El grito le ha vuelto a sentar de golpe. Su hija con los ojos desorbitados se encuentra justo delante de él.

- ¡Padre, ha matado a un hombre! - grita de nuevo su hija, y añade:

- !Usted mató al señorito¡

El padre, cariñosamente coje su cabeza con las dos manos y mirándola a los ojos dice:

- Yo no he matado a un hombre, yo maté a una alimaña. Y deja de gritar, o dentro de un rato tendremos a los civiles en la puerta.
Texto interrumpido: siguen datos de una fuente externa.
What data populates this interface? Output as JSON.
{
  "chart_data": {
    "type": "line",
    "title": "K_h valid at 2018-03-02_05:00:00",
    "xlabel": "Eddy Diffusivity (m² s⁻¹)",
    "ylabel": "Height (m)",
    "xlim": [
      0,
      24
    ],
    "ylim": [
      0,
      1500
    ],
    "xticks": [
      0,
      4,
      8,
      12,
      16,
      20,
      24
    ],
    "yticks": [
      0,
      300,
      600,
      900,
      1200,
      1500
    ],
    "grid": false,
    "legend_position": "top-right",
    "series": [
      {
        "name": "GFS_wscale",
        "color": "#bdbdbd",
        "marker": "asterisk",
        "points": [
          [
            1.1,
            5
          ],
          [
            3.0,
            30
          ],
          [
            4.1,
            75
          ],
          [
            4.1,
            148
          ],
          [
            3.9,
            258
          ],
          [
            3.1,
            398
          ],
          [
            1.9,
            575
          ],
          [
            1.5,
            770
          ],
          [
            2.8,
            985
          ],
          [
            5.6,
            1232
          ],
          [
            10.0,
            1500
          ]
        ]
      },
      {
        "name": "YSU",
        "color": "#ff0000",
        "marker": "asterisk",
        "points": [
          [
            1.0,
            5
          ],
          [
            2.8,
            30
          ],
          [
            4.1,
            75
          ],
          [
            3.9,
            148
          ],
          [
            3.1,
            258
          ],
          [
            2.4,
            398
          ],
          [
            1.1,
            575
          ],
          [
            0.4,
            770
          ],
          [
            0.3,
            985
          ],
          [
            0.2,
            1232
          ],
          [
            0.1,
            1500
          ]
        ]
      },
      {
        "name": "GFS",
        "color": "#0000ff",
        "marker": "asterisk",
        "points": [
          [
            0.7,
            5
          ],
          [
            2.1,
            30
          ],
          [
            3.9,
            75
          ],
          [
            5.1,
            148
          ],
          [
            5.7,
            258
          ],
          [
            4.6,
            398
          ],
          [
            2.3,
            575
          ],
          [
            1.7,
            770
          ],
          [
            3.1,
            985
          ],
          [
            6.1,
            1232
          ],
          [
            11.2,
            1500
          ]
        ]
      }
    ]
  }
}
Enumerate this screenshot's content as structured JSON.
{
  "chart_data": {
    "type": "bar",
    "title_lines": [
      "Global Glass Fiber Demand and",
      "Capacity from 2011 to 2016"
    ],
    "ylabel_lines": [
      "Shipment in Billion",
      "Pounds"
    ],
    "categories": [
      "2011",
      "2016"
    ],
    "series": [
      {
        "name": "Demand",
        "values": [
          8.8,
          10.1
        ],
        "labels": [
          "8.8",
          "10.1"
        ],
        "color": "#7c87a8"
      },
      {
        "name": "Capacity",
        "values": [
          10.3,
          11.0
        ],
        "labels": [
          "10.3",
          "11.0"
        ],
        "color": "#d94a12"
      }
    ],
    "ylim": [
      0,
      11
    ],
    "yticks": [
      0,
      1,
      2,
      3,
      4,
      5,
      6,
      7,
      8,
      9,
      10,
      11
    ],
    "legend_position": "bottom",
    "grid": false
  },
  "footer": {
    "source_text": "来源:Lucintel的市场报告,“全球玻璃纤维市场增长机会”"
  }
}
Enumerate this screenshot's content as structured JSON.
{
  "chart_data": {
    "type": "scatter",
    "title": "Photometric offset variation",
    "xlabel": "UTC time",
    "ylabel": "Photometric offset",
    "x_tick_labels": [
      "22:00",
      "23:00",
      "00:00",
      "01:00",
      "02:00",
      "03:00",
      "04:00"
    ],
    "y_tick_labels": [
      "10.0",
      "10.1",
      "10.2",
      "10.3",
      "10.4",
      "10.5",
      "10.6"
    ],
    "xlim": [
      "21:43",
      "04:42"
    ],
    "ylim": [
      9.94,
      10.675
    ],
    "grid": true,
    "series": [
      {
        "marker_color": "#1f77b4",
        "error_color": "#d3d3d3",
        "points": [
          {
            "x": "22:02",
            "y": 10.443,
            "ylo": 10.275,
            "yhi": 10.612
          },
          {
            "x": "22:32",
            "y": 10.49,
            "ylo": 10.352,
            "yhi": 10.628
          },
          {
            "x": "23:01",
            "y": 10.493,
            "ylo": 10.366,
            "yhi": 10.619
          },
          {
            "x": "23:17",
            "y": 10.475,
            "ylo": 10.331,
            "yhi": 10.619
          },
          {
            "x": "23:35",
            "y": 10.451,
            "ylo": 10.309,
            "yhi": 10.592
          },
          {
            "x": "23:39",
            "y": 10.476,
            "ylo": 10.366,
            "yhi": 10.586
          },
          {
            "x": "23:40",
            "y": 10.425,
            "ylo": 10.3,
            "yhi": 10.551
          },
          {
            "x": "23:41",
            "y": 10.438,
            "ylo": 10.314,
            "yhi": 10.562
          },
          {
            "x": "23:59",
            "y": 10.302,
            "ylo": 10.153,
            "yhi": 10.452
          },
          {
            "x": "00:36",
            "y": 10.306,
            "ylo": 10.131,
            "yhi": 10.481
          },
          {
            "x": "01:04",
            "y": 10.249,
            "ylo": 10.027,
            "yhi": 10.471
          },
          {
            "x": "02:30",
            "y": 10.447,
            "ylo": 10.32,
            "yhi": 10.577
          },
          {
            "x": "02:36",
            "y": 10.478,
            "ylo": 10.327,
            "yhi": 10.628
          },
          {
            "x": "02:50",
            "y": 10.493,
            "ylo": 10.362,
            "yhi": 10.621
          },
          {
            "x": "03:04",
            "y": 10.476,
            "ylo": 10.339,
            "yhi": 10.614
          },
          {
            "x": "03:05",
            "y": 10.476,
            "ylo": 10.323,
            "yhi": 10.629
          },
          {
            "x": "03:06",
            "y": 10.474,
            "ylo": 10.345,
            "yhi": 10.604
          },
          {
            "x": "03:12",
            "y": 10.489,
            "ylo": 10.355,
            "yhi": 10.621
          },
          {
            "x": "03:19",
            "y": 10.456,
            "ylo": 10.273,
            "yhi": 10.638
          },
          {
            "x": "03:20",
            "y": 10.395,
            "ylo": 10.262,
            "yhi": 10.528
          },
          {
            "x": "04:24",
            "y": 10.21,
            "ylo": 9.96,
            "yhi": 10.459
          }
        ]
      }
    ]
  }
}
La muchacha se pone a llorar amargamente, retira las manos de su padre, de su rostro y pregunta:

- ¿Lo sabía padre?- y bajando la cabeza añade, -No llegó a forzarme. Me defendí.

- Si te llega a forzar, habría acabado con él en mitad del pueblo. Yo estaría en la cárcel y tú no lo soportarías. Por eso no pude dejarlo pasar. Aquel día, Dios quiso que volviera pronto del tajo, supongo que él esperaba que no volviera. Al volver la esquina, le vi marcharse de mal humor y no le di importancia, pensaba que habría venido a buscarme. Luego al entrar en casa, tú estabas encerrada en tu habitación, y a través de la puerta te oí sollozar. La sangre me comenzó a hervir dentro de las venas. Me imaginé lo peor, pero recapacité y fui en su búsqueda disimulando tranquilidad. Estaba en el bar, desahogando tu rechazo con una copa. Su cara enrojecida por tus uñas. Yo me pedí otra copa, y no le di importancia, hablamos no recuerdo de qué y al rato le pregunté que le había pasado en la cara. Él con una sonrisa me dijo que una gata le había arañado y se había escapado, que la próxima vez no tendría escapatoria. Apuré la copa de un trago. La navaja dentro del bolsillo, me quemaba la mano. Pero templé mis nervios, pedí otra ronda y brindé por la gata. Brindé por ti, y juré para mis adentros, que no dejaría que esa mala bestia tuviera una segunda oportunidad.

El resto ya lo recuerdo yo cada vez que cierro los ojos. Supongo que solo el tiempo, y volver a verte feliz, hará que vaya olvidando… o no. Pero al menos podremos seguir viviendo, tú con tu honra y yo…yo con mis sueños.

La muchacha vuelve a sollozar. El padre la rodea con sus brazos, con la voz quebrada  y los ojos llorosos, añade:

- Te lo vuelvo a repetir, el señorito era una alimaña, y a las alimañas hay que matarlas.